Title: Some Comfort
Author: Ponderosa
Pairings: Aragorn/Pippin
Archive: Anyone with prior permission, others please ask.
Warnings: [G]
Disclaimer: Characters belong to their respective copyright holders, such as the estate of JRR Tolkein. Plot, if you can call it that, belongs to me.
Notes: Drabble challenge response written for Sukino, who asked for Pippin, a forest, and the phrase "I don't think that goes there." Pairing chosen because I know she likes it.
Some Comfort
All was quiet, but it was a tense, troubled quiet, the likes of which one encounters when the world holds its breath before a storm. This great unease could not be attributed to approaching rainclouds, for they had already moved west and left the streets of Bree thick with mud.
Away from the rooftops of the town, the trees of the forest hissed, their great, leafy arms shivering at the touch of a wind which brought only ill tidings.
Pippin shivered as his mind wandered to what lurked outside the four walls of the room, and his arms turned to gooseflesh beneath his sleeves. It was a foul night, and not even Merry's warm body slumbering beside him seemed to keep away the chill.
Sleep continued to elude him, and it was with tired eyes that he looked towards the window. A fresh chill ran from his toes to his neck, as he was startled to find that the man, Strider, no longer kept watch.
Quiet as a fieldmouse, Pippin slipped out of the bed and went to where the door stood unlatched and open to the width a hobbit's hand.
"Hey!"
Pippin jumped away from the door at the sound of Merry's voice, and turned swiftly with an explanation ready on his tongue.
"I don't think that's supposed to go there," Merry said, his voice thick and garbled with sleep.
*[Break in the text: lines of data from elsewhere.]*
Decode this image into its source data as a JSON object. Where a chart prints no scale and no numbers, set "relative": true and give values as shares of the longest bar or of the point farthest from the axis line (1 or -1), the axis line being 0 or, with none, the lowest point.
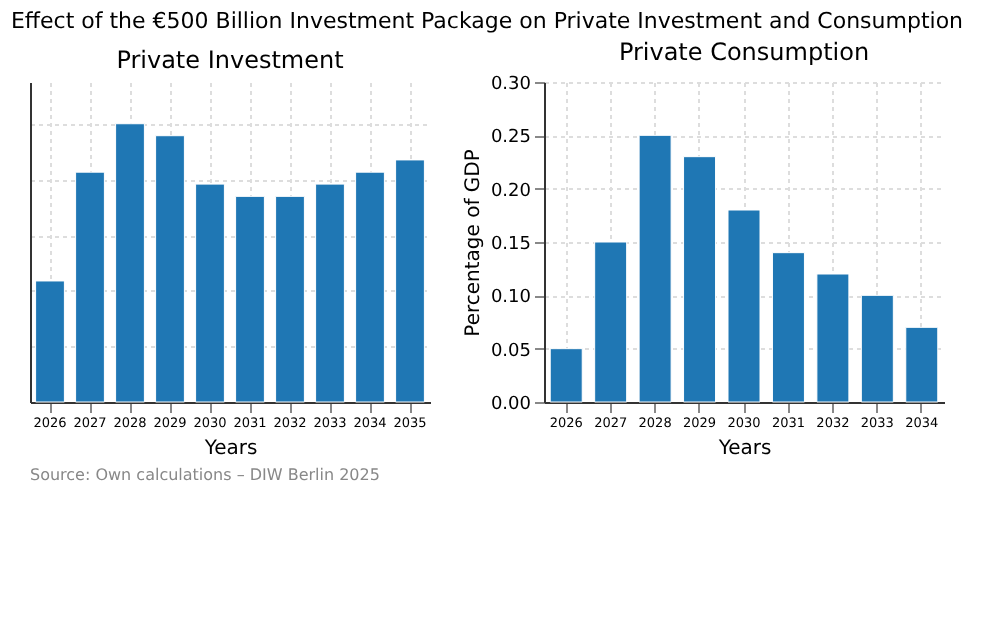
{
  "chart_data": [
    {
      "type": "other",
      "title": "Effect of the €500 Billion Investment Package on Private Investment and Consumption",
      "annotations": [
        "Source: Own calculations – DIW Berlin 2025"
      ]
    },
    {
      "type": "bar",
      "title": "Private Investment",
      "xlabel": "Years",
      "categories": [
        "2026",
        "2027",
        "2028",
        "2029",
        "2030",
        "2031",
        "2032",
        "2033",
        "2034",
        "2035"
      ],
      "values": [
        0.435,
        0.826,
        1,
        0.957,
        0.783,
        0.739,
        0.739,
        0.783,
        0.826,
        0.87
      ],
      "color": "#1f77b4",
      "relative": true,
      "grid": true
    },
    {
      "type": "bar",
      "title": "Private Consumption",
      "xlabel": "Years",
      "ylabel": "Percentage of GDP",
      "categories": [
        "2026",
        "2027",
        "2028",
        "2029",
        "2030",
        "2031",
        "2032",
        "2033",
        "2034"
      ],
      "values": [
        0.05,
        0.15,
        0.25,
        0.23,
        0.18,
        0.14,
        0.12,
        0.1,
        0.07
      ],
      "color": "#1f77b4",
      "ylim": [
        0,
        0.3
      ],
      "yticks": [
        {
          "value": 0,
          "label": "0.00"
        },
        {
          "value": 0.05,
          "label": "0.05"
        },
        {
          "value": 0.1,
          "label": "0.10"
        },
        {
          "value": 0.15,
          "label": "0.15"
        },
        {
          "value": 0.2,
          "label": "0.20"
        },
        {
          "value": 0.25,
          "label": "0.25"
        },
        {
          "value": 0.3,
          "label": "0.30"
        }
      ],
      "grid": true
    }
  ]
}
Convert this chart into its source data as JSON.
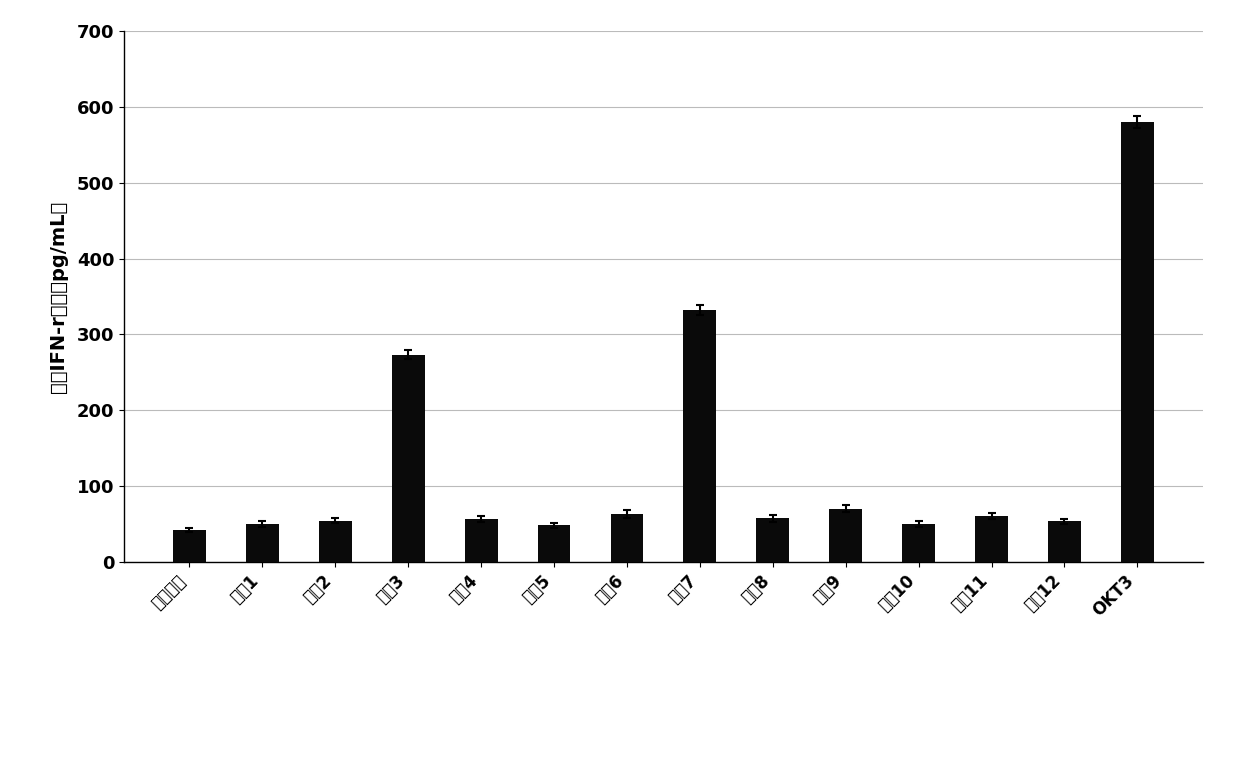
{
  "categories": [
    "对照多肽",
    "多肽1",
    "多肽2",
    "多肽3",
    "多肽4",
    "多肽5",
    "多肽6",
    "多肽7",
    "多肽8",
    "多肽9",
    "多肽10",
    "多肽11",
    "多肽12",
    "OKT3"
  ],
  "values": [
    42,
    50,
    54,
    273,
    56,
    48,
    63,
    332,
    57,
    70,
    50,
    60,
    53,
    580
  ],
  "errors": [
    3,
    4,
    3,
    6,
    4,
    3,
    5,
    7,
    5,
    5,
    4,
    4,
    3,
    8
  ],
  "bar_color": "#0a0a0a",
  "ylabel": "释放IFN-r浓度（pg/mL）",
  "ylim": [
    0,
    700
  ],
  "yticks": [
    0,
    100,
    200,
    300,
    400,
    500,
    600,
    700
  ],
  "background_color": "#ffffff",
  "bar_width": 0.45,
  "grid_color": "#bbbbbb",
  "ylabel_fontsize": 14,
  "tick_fontsize": 13,
  "xtick_fontsize": 12,
  "figsize": [
    12.4,
    7.8
  ],
  "dpi": 100
}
He mumbled again and turned onto his side, throwing a heavy arm over Frodo.
Pippin jumped again, and only barely held back a shriek, when a Man's large hand lighted on his shoulder.
"Come now," Strider said, bending down to speak quietly into the hobbit's ear. "Should you not be resting?"
"I can't sleep," Pippin said, but the touch that had first sent fear through him, now both calmed and warmed him, and he felt the words he had spoken become a falsehood.
"You'll find it harder still if you remain speaking with me," Strider said. He stood to his full height and lightly pushed Pippin towards the bed.
Pippin went unresisting, and as he nestled beneath the covers, his mind no longer dwelled on thoughts of monsters, but rather of the strong and gentle hands of Men.